What Bloomberg gives in one sphere he more than takes away in others. In this, he is just a stand-in for class society more broadly. In America, this method of weakening dissent rests on sustaining the illusion of inclusion in a society that is built on exclusion. And Palestine is not immune from that temptation. The same analysis that concludes that the Times actually cares about the occupation is the same analysis that suggests that Bloomberg actually cares about freedom of speech. It is the same analysis that leads some to support “progressive” Democrats who support colonialism in Palestine – that is, nearly all of them. Indeed, it is the same analysis that suggests that Obama might do something good for Palestinians were he not to have a hand out to certain donors with a special interest in Israel.
All of the analyses, in turn, rest on the foundational assumption that freedom and justice are divisible. The easy declaration is that they are not. But that is not quite the case. It is more accurate to say that when they are divided, the pieces tend to be very small. And the offer from social elites is not to simply give people a small piece of what they wish and leave them be. The offer comes with a threat: that of no social gains at all if people refuse the reduction. In America, that threat goes under the moniker of “conservatism.” And the pressure to take a little bit in lieu of the fear of getting nothing at all is overwhelming. That is how power binds.

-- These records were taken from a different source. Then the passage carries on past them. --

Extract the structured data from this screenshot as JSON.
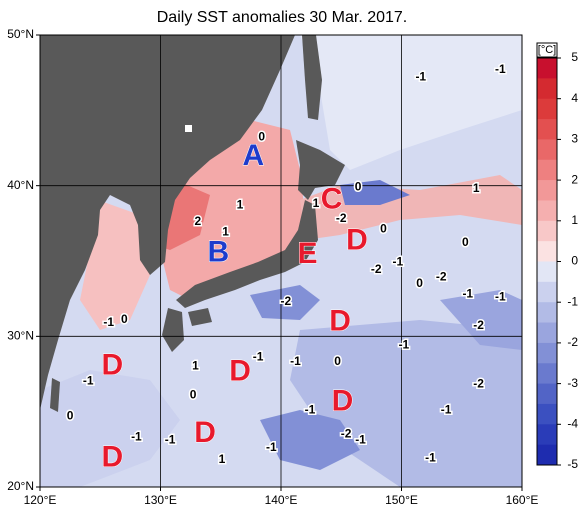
{
  "chart_data": {
    "type": "contour-map",
    "title": "Daily SST anomalies 30 Mar. 2017.",
    "xlim": [
      120,
      160
    ],
    "ylim": [
      20,
      50
    ],
    "xticks": [
      {
        "value": 120,
        "label": "120°E"
      },
      {
        "value": 130,
        "label": "130°E"
      },
      {
        "value": 140,
        "label": "140°E"
      },
      {
        "value": 150,
        "label": "150°E"
      },
      {
        "value": 160,
        "label": "160°E"
      }
    ],
    "yticks": [
      {
        "value": 20,
        "label": "20°N"
      },
      {
        "value": 30,
        "label": "30°N"
      },
      {
        "value": 40,
        "label": "40°N"
      },
      {
        "value": 50,
        "label": "50°N"
      }
    ],
    "grid": true,
    "colorbar": {
      "label": "[°C]",
      "lim": [
        -5,
        5
      ],
      "ticks": [
        5,
        4,
        3,
        2,
        1,
        0,
        -1,
        -2,
        -3,
        -4,
        -5
      ],
      "colors": [
        "#c8102e",
        "#d42a30",
        "#dc3b3b",
        "#e35050",
        "#e96868",
        "#ee8080",
        "#f29898",
        "#f5afaf",
        "#f8c8c8",
        "#fbe2e2",
        "#e2e6f5",
        "#cbd1ee",
        "#b2bbe6",
        "#9aa5de",
        "#8290d6",
        "#6a7ace",
        "#5264c6",
        "#3b50c0",
        "#2a3cb8",
        "#1e2caf"
      ]
    },
    "annotations": [
      {
        "text": "A",
        "lon": 137.7,
        "lat": 41.9,
        "color": "#1e3ccc"
      },
      {
        "text": "B",
        "lon": 134.8,
        "lat": 35.5,
        "color": "#1e3ccc"
      },
      {
        "text": "C",
        "lon": 144.2,
        "lat": 39.0,
        "color": "#e8192c"
      },
      {
        "text": "D",
        "lon": 146.3,
        "lat": 36.3,
        "color": "#e8192c"
      },
      {
        "text": "E",
        "lon": 142.2,
        "lat": 35.4,
        "color": "#e8192c"
      },
      {
        "text": "D",
        "lon": 144.9,
        "lat": 30.9,
        "color": "#e8192c"
      },
      {
        "text": "D",
        "lon": 126.0,
        "lat": 28.0,
        "color": "#e8192c"
      },
      {
        "text": "D",
        "lon": 136.6,
        "lat": 27.6,
        "color": "#e8192c"
      },
      {
        "text": "D",
        "lon": 145.1,
        "lat": 25.6,
        "color": "#e8192c"
      },
      {
        "text": "D",
        "lon": 133.7,
        "lat": 23.5,
        "color": "#e8192c"
      },
      {
        "text": "D",
        "lon": 126.0,
        "lat": 21.9,
        "color": "#e8192c"
      }
    ],
    "contour_labels": [
      {
        "value": 0,
        "lon": 138.4,
        "lat": 43.2
      },
      {
        "value": 1,
        "lon": 136.6,
        "lat": 38.7
      },
      {
        "value": 2,
        "lon": 133.1,
        "lat": 37.6
      },
      {
        "value": 1,
        "lon": 135.4,
        "lat": 36.9
      },
      {
        "value": 1,
        "lon": 142.9,
        "lat": 38.8
      },
      {
        "value": -2,
        "lon": 145.0,
        "lat": 37.8
      },
      {
        "value": 0,
        "lon": 146.4,
        "lat": 39.9
      },
      {
        "value": 1,
        "lon": 156.2,
        "lat": 39.8
      },
      {
        "value": -1,
        "lon": 151.6,
        "lat": 47.2
      },
      {
        "value": -1,
        "lon": 158.2,
        "lat": 47.7
      },
      {
        "value": 0,
        "lon": 148.5,
        "lat": 37.1
      },
      {
        "value": 0,
        "lon": 155.3,
        "lat": 36.2
      },
      {
        "value": -1,
        "lon": 149.7,
        "lat": 34.9
      },
      {
        "value": -2,
        "lon": 147.9,
        "lat": 34.4
      },
      {
        "value": 0,
        "lon": 151.5,
        "lat": 33.5
      },
      {
        "value": -2,
        "lon": 153.3,
        "lat": 33.9
      },
      {
        "value": -1,
        "lon": 155.5,
        "lat": 32.8
      },
      {
        "value": -1,
        "lon": 158.2,
        "lat": 32.6
      },
      {
        "value": -2,
        "lon": 140.4,
        "lat": 32.3
      },
      {
        "value": -2,
        "lon": 156.4,
        "lat": 30.7
      },
      {
        "value": -1,
        "lon": 150.2,
        "lat": 29.4
      },
      {
        "value": -1,
        "lon": 125.7,
        "lat": 30.9
      },
      {
        "value": 0,
        "lon": 127.0,
        "lat": 31.1
      },
      {
        "value": -1,
        "lon": 124.0,
        "lat": 27.0
      },
      {
        "value": 1,
        "lon": 132.9,
        "lat": 28.0
      },
      {
        "value": -1,
        "lon": 138.1,
        "lat": 28.6
      },
      {
        "value": 0,
        "lon": 144.7,
        "lat": 28.3
      },
      {
        "value": -1,
        "lon": 141.2,
        "lat": 28.3
      },
      {
        "value": 0,
        "lon": 132.7,
        "lat": 26.1
      },
      {
        "value": -2,
        "lon": 156.4,
        "lat": 26.8
      },
      {
        "value": -1,
        "lon": 142.4,
        "lat": 25.1
      },
      {
        "value": -1,
        "lon": 153.7,
        "lat": 25.1
      },
      {
        "value": -2,
        "lon": 145.4,
        "lat": 23.5
      },
      {
        "value": -1,
        "lon": 146.6,
        "lat": 23.1
      },
      {
        "value": 0,
        "lon": 122.5,
        "lat": 24.7
      },
      {
        "value": -1,
        "lon": 128.0,
        "lat": 23.3
      },
      {
        "value": -1,
        "lon": 130.8,
        "lat": 23.1
      },
      {
        "value": -1,
        "lon": 139.2,
        "lat": 22.6
      },
      {
        "value": -1,
        "lon": 152.4,
        "lat": 21.9
      },
      {
        "value": 1,
        "lon": 135.1,
        "lat": 21.8
      }
    ]
  }
}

And when power’s grip starts to loosen, in come the liberals to taunt activists for their “naiveté,” for daring to think that the way to change things is autonomous action. They urge moderation and mock self-directed activity. They say people ought to wait, and that solutions are being considered if only everyone will be patient. That is called being realistic. If those who reject inaction on settler-colonialism in Palestine in favor of boycotts and sanctions, and who work to change the US policies and popular attitudes that sustain the American outpost’s belligerency are “naïve, idealistic types,” then we should all be so naïve.